Speaking on “The Role of Legislative Reporters in Repositioning Maternal Health within Kano State House of Assembly”, General Manager Operations of Freedom Radio Group, Kano Dr. Umar Saidu Tudunwada said “journalists and parliaments share some important roles that give them the capacity to impact on public life. They are whistle blowers, and because of their oversight functions, their words are taken seriously. A collective effort between the media and parliament, would surely guarantee a sustainable attention and appropriate priority placed on maternal health issues.”
He reiterated that the media engaged in parliamentary coverage, has the duty to disseminate information between the public and their representatives; just as trained journalists should help the public to better understand various laws passed by legislators, and how such legislation could affect them. The media, he noted, must continue playing their role of agenda setting by emphasising important issues covered in the media, until they become are registered in the sub-consciousness of the people as issues of priority importance.
Dr. Tudunwada said capacity building in the media could bring to the limelight how maternal health is the health of women during pregnancy, childbirth, and afterwards including the health care dimensions of family planning, preconception, prenatal, and postnatal care in order to reduce maternal morbidity and mortality.

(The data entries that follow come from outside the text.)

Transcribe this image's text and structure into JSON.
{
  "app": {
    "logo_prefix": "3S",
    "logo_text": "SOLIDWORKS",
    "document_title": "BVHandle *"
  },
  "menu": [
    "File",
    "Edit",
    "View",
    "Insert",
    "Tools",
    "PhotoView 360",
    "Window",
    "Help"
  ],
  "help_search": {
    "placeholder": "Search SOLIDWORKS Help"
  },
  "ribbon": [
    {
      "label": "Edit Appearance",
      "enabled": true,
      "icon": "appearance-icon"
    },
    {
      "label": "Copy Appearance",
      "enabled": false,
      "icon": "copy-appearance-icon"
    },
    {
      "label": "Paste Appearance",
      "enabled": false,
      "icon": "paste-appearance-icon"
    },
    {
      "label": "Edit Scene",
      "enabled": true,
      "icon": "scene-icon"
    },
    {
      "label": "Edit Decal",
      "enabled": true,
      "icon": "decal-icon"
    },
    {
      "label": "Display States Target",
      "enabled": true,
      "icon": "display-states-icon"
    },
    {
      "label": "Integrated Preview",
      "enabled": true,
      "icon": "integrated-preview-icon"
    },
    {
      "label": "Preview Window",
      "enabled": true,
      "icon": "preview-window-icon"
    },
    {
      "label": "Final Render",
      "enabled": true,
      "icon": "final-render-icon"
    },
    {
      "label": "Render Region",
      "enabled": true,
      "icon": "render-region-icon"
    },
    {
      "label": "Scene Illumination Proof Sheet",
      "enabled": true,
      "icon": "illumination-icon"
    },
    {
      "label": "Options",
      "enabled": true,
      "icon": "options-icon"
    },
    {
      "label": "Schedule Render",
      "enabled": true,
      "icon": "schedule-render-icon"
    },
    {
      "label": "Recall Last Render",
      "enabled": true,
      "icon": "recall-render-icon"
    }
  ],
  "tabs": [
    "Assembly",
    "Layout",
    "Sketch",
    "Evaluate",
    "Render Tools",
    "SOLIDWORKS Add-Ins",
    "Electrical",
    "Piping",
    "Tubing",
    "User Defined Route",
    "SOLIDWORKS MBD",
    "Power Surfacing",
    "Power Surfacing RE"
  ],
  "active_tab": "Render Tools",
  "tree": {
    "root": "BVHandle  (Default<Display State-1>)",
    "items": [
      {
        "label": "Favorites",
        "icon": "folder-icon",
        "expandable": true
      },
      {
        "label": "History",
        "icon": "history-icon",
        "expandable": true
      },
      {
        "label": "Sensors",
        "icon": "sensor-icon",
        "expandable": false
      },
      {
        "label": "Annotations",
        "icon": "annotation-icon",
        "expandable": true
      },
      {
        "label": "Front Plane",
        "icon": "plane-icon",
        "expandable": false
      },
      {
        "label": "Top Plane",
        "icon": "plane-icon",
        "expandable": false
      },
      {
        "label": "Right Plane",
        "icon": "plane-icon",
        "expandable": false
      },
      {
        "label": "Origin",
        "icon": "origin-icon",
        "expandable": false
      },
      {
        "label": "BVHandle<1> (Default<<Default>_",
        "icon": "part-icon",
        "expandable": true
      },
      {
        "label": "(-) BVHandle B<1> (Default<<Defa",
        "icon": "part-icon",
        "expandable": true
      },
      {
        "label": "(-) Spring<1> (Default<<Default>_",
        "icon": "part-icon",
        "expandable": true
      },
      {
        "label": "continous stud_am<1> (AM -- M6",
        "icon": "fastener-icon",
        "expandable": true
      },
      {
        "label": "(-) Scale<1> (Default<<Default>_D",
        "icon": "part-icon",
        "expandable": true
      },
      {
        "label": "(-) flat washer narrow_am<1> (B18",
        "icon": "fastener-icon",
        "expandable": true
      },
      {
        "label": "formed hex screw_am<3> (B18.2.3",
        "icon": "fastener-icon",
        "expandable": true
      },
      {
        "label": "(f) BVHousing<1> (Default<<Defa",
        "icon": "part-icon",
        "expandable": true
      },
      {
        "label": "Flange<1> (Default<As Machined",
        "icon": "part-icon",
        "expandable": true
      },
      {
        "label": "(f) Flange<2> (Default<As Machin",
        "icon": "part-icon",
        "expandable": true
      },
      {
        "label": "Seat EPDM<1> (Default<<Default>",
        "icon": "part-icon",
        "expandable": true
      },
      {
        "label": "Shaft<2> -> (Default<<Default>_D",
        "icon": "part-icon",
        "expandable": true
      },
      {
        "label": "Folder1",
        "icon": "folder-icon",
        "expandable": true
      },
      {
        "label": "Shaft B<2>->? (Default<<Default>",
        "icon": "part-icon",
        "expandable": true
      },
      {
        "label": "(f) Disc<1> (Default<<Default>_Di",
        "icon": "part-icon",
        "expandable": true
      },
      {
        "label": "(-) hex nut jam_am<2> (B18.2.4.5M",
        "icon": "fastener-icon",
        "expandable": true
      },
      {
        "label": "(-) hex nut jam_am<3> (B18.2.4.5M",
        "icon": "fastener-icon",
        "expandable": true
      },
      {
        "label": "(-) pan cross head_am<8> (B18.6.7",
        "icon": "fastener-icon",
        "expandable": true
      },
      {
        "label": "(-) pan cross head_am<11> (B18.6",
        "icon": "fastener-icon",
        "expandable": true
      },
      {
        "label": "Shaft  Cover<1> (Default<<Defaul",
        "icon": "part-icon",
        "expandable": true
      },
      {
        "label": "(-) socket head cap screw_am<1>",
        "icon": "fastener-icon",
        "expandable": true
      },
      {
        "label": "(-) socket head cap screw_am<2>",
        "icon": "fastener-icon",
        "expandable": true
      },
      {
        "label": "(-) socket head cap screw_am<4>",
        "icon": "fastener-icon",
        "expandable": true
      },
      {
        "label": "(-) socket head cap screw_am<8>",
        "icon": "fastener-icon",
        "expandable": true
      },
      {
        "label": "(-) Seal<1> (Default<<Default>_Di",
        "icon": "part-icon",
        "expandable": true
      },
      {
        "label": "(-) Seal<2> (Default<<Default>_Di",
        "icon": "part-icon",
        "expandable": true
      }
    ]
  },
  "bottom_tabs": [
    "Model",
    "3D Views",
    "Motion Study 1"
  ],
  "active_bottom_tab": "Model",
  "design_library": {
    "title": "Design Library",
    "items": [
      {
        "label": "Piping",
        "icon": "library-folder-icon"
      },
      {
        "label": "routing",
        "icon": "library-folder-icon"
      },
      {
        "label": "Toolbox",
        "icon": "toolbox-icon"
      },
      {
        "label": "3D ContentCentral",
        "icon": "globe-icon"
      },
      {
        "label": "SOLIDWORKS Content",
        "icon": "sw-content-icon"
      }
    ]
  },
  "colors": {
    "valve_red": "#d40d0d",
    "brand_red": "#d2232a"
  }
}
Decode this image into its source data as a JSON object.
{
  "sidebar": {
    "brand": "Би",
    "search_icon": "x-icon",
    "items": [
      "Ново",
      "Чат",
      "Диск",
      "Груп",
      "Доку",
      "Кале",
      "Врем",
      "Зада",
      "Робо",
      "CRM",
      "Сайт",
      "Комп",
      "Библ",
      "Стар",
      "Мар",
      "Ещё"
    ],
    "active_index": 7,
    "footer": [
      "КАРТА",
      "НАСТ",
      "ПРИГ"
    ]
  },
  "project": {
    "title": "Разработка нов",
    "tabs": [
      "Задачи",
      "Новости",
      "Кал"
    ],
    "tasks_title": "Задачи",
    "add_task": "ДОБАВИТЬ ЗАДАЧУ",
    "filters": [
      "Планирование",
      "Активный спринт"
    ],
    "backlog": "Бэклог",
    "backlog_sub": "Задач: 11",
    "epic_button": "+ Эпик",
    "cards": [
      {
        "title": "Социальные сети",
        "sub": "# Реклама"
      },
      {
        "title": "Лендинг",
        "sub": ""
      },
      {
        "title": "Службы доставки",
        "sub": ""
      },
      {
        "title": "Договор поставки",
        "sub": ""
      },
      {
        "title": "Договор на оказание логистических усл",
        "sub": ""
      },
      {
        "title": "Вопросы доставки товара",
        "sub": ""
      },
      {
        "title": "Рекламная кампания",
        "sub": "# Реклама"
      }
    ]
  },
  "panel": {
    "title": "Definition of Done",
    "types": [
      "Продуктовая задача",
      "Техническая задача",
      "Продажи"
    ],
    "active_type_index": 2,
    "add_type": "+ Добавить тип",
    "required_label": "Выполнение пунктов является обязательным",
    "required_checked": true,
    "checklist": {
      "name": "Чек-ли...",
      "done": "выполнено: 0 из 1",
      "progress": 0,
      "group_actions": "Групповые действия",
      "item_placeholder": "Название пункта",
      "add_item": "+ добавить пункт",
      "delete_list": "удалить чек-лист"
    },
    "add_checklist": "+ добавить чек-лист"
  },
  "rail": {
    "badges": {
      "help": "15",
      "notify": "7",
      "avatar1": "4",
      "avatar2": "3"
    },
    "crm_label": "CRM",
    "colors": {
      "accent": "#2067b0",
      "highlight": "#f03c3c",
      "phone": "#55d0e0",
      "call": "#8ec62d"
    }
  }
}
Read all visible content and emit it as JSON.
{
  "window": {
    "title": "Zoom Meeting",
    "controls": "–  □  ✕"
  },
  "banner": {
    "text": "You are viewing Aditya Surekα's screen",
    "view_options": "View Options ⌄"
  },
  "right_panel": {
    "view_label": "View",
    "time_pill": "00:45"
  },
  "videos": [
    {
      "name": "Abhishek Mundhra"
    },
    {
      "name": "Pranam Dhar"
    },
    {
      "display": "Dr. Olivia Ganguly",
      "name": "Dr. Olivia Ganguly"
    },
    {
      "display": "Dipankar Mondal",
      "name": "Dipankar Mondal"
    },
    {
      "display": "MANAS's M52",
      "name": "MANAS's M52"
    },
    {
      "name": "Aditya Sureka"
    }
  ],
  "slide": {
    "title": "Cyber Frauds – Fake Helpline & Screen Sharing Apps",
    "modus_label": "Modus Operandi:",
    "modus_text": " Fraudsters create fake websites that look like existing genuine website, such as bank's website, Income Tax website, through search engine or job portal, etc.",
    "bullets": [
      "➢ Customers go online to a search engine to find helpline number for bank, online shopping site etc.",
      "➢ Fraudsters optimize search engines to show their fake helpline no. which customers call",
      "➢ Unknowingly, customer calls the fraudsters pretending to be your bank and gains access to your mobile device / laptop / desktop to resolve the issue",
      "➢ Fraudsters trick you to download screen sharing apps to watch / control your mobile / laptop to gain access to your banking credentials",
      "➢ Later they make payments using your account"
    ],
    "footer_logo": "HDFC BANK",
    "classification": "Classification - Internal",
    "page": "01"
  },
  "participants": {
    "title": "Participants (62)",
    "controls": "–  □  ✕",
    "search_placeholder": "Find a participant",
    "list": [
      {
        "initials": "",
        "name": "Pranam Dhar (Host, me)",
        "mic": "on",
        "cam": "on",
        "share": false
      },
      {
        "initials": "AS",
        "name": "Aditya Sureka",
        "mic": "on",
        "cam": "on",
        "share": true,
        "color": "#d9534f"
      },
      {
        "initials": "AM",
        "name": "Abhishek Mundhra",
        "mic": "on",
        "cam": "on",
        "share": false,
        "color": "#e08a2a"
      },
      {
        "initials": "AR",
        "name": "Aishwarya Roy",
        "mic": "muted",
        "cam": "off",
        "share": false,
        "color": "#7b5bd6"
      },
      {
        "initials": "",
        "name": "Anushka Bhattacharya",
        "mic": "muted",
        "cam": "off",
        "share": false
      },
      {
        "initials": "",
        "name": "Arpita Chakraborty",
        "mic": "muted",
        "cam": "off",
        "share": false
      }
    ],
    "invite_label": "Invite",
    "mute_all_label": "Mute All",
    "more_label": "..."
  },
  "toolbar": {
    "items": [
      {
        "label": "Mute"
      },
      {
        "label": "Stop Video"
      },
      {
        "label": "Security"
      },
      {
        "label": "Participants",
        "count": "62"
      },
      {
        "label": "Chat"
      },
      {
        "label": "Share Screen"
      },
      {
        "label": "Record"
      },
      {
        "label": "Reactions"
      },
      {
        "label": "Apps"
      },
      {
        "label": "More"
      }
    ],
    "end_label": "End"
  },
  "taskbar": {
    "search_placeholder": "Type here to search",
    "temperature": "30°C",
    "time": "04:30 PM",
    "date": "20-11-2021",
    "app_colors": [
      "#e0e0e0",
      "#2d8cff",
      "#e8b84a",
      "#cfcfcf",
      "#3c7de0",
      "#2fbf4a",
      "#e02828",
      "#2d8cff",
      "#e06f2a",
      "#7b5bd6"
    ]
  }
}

“It is sad to note that a woman dies every 10munities, on account of pregnancy or childbirth, giving a total of 53,000 deaths per year. About 800 women die in every 100,000 births. About 528 newborn babies’ dies everyday of neonatal mortality, one of the highest in the world.
“It is unfortunate that 1 million children die under the age of 5 years annually, more than a quarter of them during the first 28 days of life because from record out of each 100,000 live births in the North West, 1,026 mother die. The highest number of under five children (Under 5 Mortality Rate) is in the North West, where 269 children die out of every 1,000”, he said.
He recommended different models that can further help the media in its advocacy cause of maternal health, insisting that since journalism mirrors the society, “we should always consider the realities of the society in consonance with its norms and value in promoting its ideals”.
“In the case of maternal health, it is easy to use Islamic values, to show the position of women in Islam, the reverence of mothers over fathers in Islam, to reflect, as the mirror does, on the Islamic perspectives of health and longevity to draw the attention of the legislators and to put across, a case for maternal health in a more convincing way; Professional Model.
“As professional, it is the responsibility of the journalist to conduct all the necessary background research and get knowledgeable enough, to be able to speak competently on the subject, in this case, maternal health, and present it to the audience.”
He also stressed that “it is the responsibility of the government all levels to take care of the needs of its people, especially under political dispensation. Both executive and legislative arm of the government owe the society a responsibility to take care of their women and children”.